During early September 2013 the Russian battlecruiser Petr Velikiy led a flotilla of Russian navy ships with icebreaker support along the Northern Sea Route to the New Siberian Islands. About 400 ships were expected to transit the Russian portion of the route during the 2013 season, up from about 40 during 2012.

On 15 September 2015, the Chinese trimaran Qingdao China set a speed record by sailing from Murmansk to the Bering Strait in 13 days.

On 3 October 2019 Nanni Acquarone became the first Italian skipper with the Italian cutter Best Explorer to sail both Northwest Passage in 2012 and Northeast Passage with a sailboat clockwise. Best Explorer started 1 June 2012 from Tromsø (Norway) sailing the Northwest Passage (first Italian boat and Italian skipper) and after several years of sailing in the Pacific got the permission to follow the Northeast Passage without assistance and without a Russian on board with a crew of five, including Salvatore Magri who sailed the Northwest Passage with Nanni. In 2019 Best Explorer left Petropavlovsk Kamchatski on 3 August and crossed the Bering Strait on 19 August reaching Murmansk on 22 September.

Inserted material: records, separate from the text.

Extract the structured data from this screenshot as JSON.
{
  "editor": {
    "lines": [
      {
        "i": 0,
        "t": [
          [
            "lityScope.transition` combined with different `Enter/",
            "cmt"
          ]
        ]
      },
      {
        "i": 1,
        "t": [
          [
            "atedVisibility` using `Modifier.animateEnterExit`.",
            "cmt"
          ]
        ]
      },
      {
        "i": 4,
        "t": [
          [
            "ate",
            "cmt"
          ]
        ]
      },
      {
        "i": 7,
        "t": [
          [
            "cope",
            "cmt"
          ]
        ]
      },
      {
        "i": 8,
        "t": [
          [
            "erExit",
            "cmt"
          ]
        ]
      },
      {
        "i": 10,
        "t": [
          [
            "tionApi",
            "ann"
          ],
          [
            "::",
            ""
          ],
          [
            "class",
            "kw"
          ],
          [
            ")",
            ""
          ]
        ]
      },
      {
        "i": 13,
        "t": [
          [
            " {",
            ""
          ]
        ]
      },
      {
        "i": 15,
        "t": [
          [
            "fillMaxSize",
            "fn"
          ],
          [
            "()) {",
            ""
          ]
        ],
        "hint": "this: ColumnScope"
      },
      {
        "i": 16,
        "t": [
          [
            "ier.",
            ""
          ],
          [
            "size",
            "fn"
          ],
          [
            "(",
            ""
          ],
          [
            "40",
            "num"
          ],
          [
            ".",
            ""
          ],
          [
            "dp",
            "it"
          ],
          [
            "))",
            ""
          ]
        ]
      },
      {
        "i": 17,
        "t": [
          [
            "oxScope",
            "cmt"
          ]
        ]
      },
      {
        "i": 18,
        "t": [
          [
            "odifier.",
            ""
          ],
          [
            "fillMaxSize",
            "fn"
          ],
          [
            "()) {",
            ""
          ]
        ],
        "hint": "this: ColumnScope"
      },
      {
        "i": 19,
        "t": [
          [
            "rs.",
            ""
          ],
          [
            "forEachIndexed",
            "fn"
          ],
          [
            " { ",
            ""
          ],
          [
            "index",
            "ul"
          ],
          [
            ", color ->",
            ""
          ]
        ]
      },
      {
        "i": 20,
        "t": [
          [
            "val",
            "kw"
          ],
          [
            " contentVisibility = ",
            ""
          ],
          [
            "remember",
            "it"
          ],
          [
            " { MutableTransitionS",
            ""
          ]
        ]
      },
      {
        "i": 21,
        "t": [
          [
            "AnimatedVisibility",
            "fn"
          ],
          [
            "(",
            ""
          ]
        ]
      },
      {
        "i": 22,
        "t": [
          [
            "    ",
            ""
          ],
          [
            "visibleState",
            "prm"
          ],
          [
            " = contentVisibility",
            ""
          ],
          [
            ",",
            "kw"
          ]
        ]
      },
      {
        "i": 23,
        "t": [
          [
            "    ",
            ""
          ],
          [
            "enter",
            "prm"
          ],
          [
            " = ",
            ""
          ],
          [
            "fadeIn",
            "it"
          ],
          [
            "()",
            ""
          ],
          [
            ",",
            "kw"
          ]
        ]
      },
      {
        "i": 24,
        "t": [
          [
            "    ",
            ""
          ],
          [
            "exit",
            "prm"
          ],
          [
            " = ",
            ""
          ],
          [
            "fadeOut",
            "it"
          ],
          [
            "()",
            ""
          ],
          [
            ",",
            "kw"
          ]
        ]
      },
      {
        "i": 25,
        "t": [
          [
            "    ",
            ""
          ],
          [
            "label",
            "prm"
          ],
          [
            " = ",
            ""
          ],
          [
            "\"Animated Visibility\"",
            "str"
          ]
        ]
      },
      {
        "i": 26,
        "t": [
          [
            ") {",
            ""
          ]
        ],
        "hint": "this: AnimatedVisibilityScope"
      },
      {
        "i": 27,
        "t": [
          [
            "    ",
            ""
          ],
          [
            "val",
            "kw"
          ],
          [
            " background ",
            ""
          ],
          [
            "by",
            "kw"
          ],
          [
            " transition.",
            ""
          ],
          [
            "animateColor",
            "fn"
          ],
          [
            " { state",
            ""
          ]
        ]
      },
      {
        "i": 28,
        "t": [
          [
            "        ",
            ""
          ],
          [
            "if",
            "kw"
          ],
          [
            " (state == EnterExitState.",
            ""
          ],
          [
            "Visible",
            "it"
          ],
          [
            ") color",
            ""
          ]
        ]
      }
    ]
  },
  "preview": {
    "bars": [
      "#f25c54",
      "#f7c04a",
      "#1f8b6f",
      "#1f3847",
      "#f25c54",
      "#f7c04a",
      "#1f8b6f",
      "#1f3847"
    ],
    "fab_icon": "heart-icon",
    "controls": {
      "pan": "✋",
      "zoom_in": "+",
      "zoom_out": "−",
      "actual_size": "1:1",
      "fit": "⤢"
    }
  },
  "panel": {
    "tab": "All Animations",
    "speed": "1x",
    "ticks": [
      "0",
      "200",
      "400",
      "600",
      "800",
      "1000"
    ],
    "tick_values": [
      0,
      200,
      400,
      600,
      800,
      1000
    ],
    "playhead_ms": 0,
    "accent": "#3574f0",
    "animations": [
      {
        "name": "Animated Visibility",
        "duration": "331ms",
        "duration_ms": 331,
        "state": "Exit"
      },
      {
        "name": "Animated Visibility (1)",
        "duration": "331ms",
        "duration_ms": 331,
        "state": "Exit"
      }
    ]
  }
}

On 22 August 2026, vessel "PanStar Acro" became the first South Korean, and first ship of a country on Russia's Unfriendly countries list to use the passage on its journey from Busan to Felixstowe.

==Commemoration==
In 2007, Finland issued a €10 Adolf Erik Nordenskiöld and Northeast Passage commemorative coin to celebrate the 175th anniversary of Nordenskiöld's birth and his discovery of the northern sea route. The obverse features an abstract portrait of Nordenskiöld at the helm of his ship. The reverse is dominated by a pattern resembling the labyrinth formed by adjacent ice floes. The coin is one of the Europa Coins 2007 series, which celebrates European achievements in history.